Kritik zum Text "Stille" von Isabel Casellas
(Auszug)
Die Textbesprechung fand während des Werkstatt-Treffens am 22. September 2000 in Graz statt.
Steffi:
Eigentlich gefällt mir der Text ganz gut, vor allem das Thema. Aber es sind auch zu viele Klischees drinnen wie eben "Licht am Ende des Tunnels" und auch so übertriebene Sachen wie "das tiefe Leid, das dich zu verschlingen droht." Auch die Stelle mit dem Zug find ich zu klischeehaft. Immer, wen es um Selbstmord geht, ist es eine Brücke, oder ein Zug Aber ich finde es gut, daß der Text am Schluß eine Wendung nimmt, daß er doch lebensbejahend wird, nicht mit dem Selbstmord endet. Auch der Titel gefällt mir recht gut.
Christine:
Ich finde, der Text hat gut angefangen, er ist auf jeden Fall so, daß man weiterlesen will. Auch der Schluß paßt ganz gut dazu. Aber wie schon die Steffi gesagt hat das mit dem "Licht am Ende des Tunnels" vielleicht könnte man das noch ein bißchen anders machen. Aber ich finde den Text schön zum Zuhören.
Sonja:
Es ist wirklich schon viel gesagt worden.
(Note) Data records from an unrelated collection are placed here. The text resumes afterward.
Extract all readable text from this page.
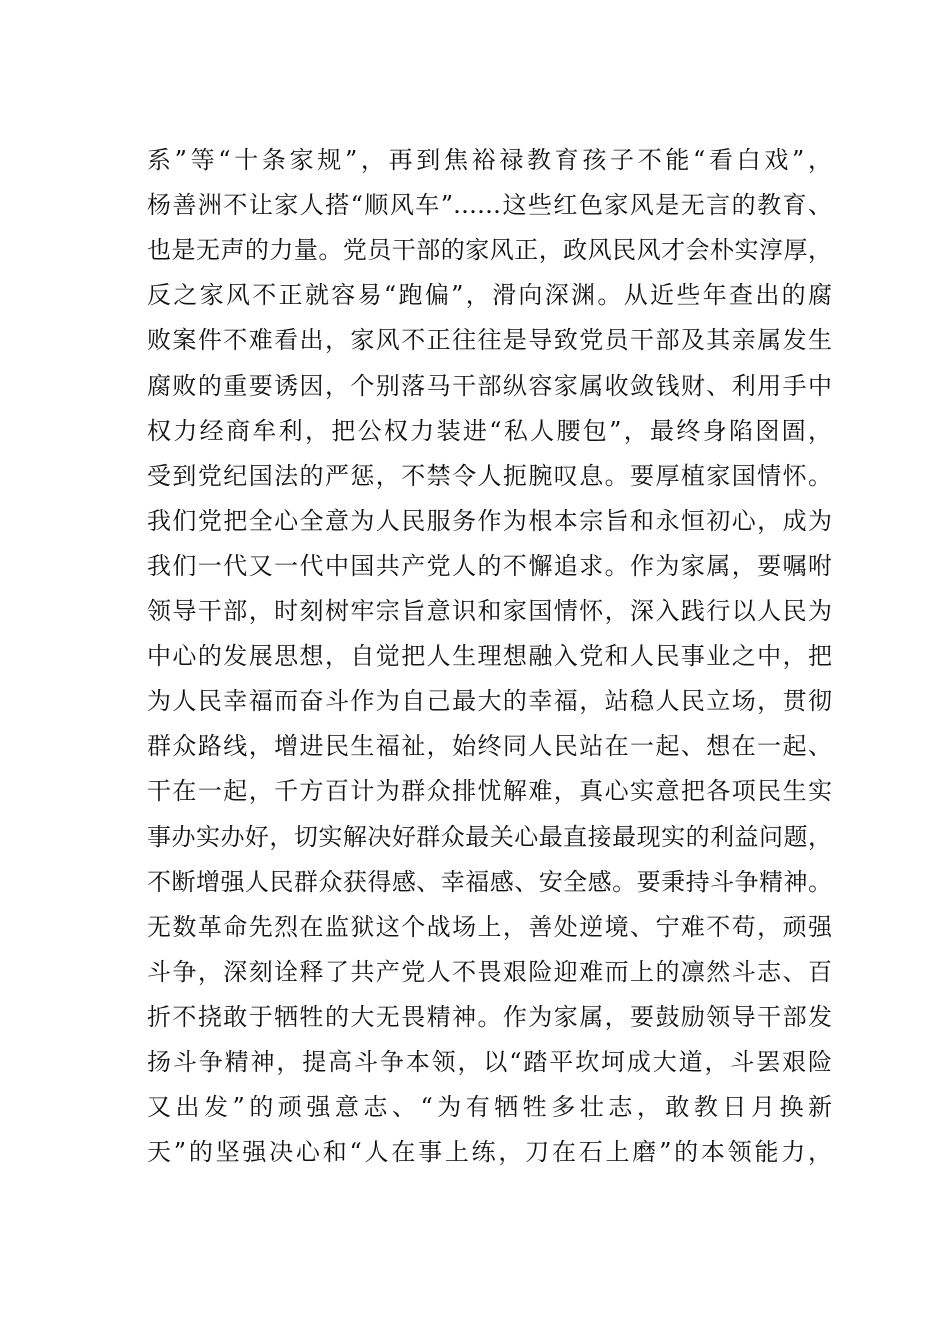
系”等“十条家规”，再到焦裕禄教育孩子不能“看白戏”，
杨善洲不让家人搭“顺风车”……这些红色家风是无言的教育、
也是无声的力量。党员干部的家风正，政风民风才会朴实淳厚，
反之家风不正就容易“跑偏”，滑向深渊。从近些年查出的腐
败案件不难看出，家风不正往往是导致党员干部及其亲属发生
腐败的重要诱因，个别落马干部纵容家属收敛钱财、利用手中
权力经商牟利，把公权力装进“私人腰包”，最终身陷囹圄，
受到党纪国法的严惩，不禁令人扼腕叹息。要厚植家国情怀。
我们党把全心全意为人民服务作为根本宗旨和永恒初心，成为
我们一代又一代中国共产党人的不懈追求。作为家属，要嘱咐
领导干部，时刻树牢宗旨意识和家国情怀，深入践行以人民为
中心的发展思想，自觉把人生理想融入党和人民事业之中，把
为人民幸福而奋斗作为自己最大的幸福，站稳人民立场，贯彻
群众路线，增进民生福祉，始终同人民站在一起、想在一起、
干在一起，千方百计为群众排忧解难，真心实意把各项民生实
事办实办好，切实解决好群众最关心最直接最现实的利益问题，
不断增强人民群众获得感、幸福感、安全感。要秉持斗争精神。
无数革命先烈在监狱这个战场上，善处逆境、宁难不苟，顽强
斗争，深刻诠释了共产党人不畏艰险迎难而上的凛然斗志、百
折不挠敢于牺牲的大无畏精神。作为家属，要鼓励领导干部发
扬斗争精神，提高斗争本领，以“踏平坎坷成大道，斗罢艰险
又出发”的顽强意志、“为有牺牲多壮志，敢教日月换新
天”的坚强决心和“人在事上练，刀在石上磨”的本领能力，
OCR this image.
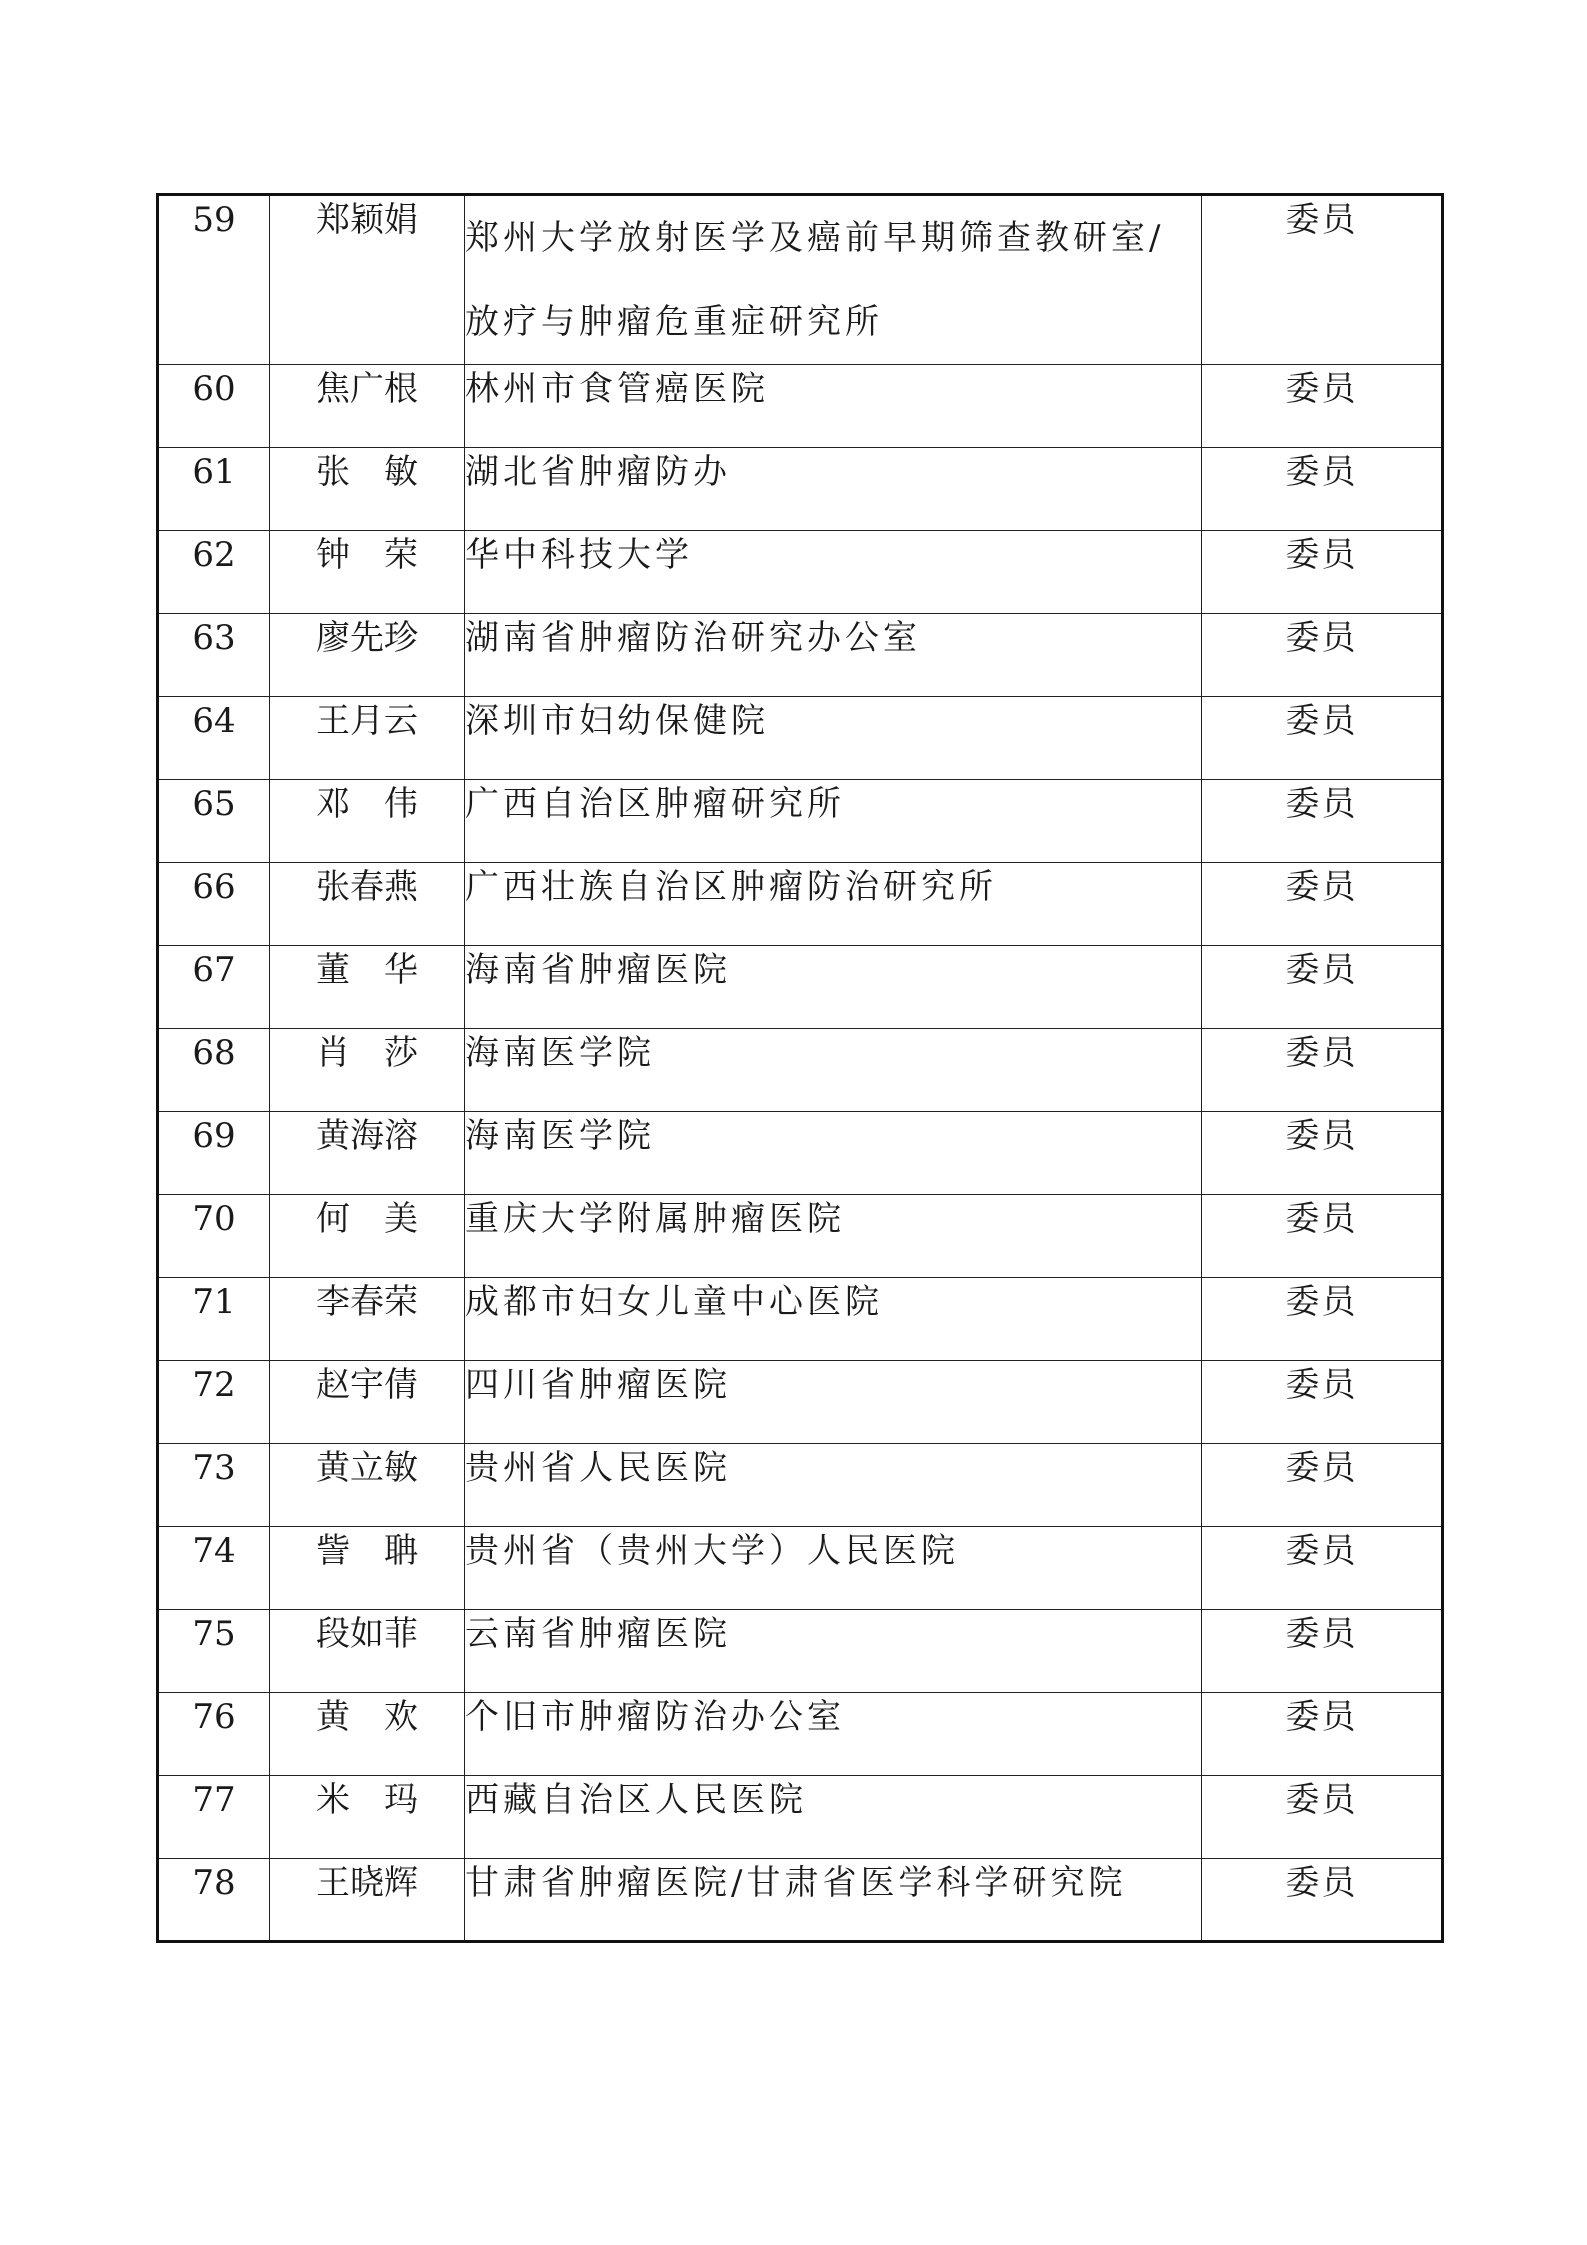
59	郑颖娟	郑州大学放射医学及癌前早期筛查教研室/放疗与肿瘤危重症研究所	委员
60	焦广根	林州市食管癌医院	委员
61	张　敏	湖北省肿瘤防办	委员
62	钟　荣	华中科技大学	委员
63	廖先珍	湖南省肿瘤防治研究办公室	委员
64	王月云	深圳市妇幼保健院	委员
65	邓　伟	广西自治区肿瘤研究所	委员
66	张春燕	广西壮族自治区肿瘤防治研究所	委员
67	董　华	海南省肿瘤医院	委员
68	肖　莎	海南医学院	委员
69	黄海溶	海南医学院	委员
70	何　美	重庆大学附属肿瘤医院	委员
71	李春荣	成都市妇女儿童中心医院	委员
72	赵宇倩	四川省肿瘤医院	委员
73	黄立敏	贵州省人民医院	委员
74	訾　聃	贵州省（贵州大学）人民医院	委员
75	段如菲	云南省肿瘤医院	委员
76	黄　欢	个旧市肿瘤防治办公室	委员
77	米　玛	西藏自治区人民医院	委员
78	王晓辉	甘肃省肿瘤医院/甘肃省医学科学研究院	委员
Ich finde auch, daß der Text ein bißchen überladen ist mit Klischees. Und es gibt aber teilweise schöne Bilder, wie den brennenden Ast, und auch andere, z.B. die stummen Zeichen des Leidens ist zwar irgendwie abgedroschen, aber ist auch schön. Ich finde, wenn man weniger Klischees nehmen würde, würde das andere in den Vordergrund treten. Und vielleicht den Menschen, der das liest, mehr berühren. Und es hat mich gestört, daß sie sich umbringen will als erstes Klischee und als zweites Klischee daß sie dann kurz vorher draufkommt, daß ist doch nicht das wahre. Das hat mich ein bißchen gestört, daß es nachher so drastisch wird. Weil der Anfang ist, obwohl er traurig ist, voll schön. Schöne Stimmung.
Steffi:
Vielleicht sollte er eine andere Wendung nehmen schon, daß sie erst verzweifelt ist und dann plötzlich wieder weiterleben will, aber es muß ja nicht gleich Selbstmord sein.
Martin:
Es sind sehr schöne Beschreibungen drinnen, auch das Bild mit dem brennenden Ast hat mir sehr gefallen. Manche Beschreibungen waren schön detailliert. Manche waren ein bißchen übertrieben, z.B. "in Strömen aus schwarzen Wolken". Aber was mir von der Formulierung her sehr gefallen hat: "Hinter einer verschlossenen Tür in Deinem Kopf schreit eine Stimme." Was mir dann nicht so gefällt, ist, daß diese Selbstmordsituation so plötzlich kommt und so plötzlich wieder verschwindet. Ich glaube, da braucht es einfach mehr an Beschreibung, damit man das dem Text abnimmt.
Steffi:
Der Text verträgt diese Situation einfach nicht.
Martin:
Die Frage ist auch, ob der Text das Liegen auf den Schienen usw. überhaupt braucht, oder ob er nicht einfach so auch wirkt. Ich denke mir, dafür (für den Selbstmordversuch) ist er dann doch zu kurz. Und warum muß es unbedingt der Zug sein?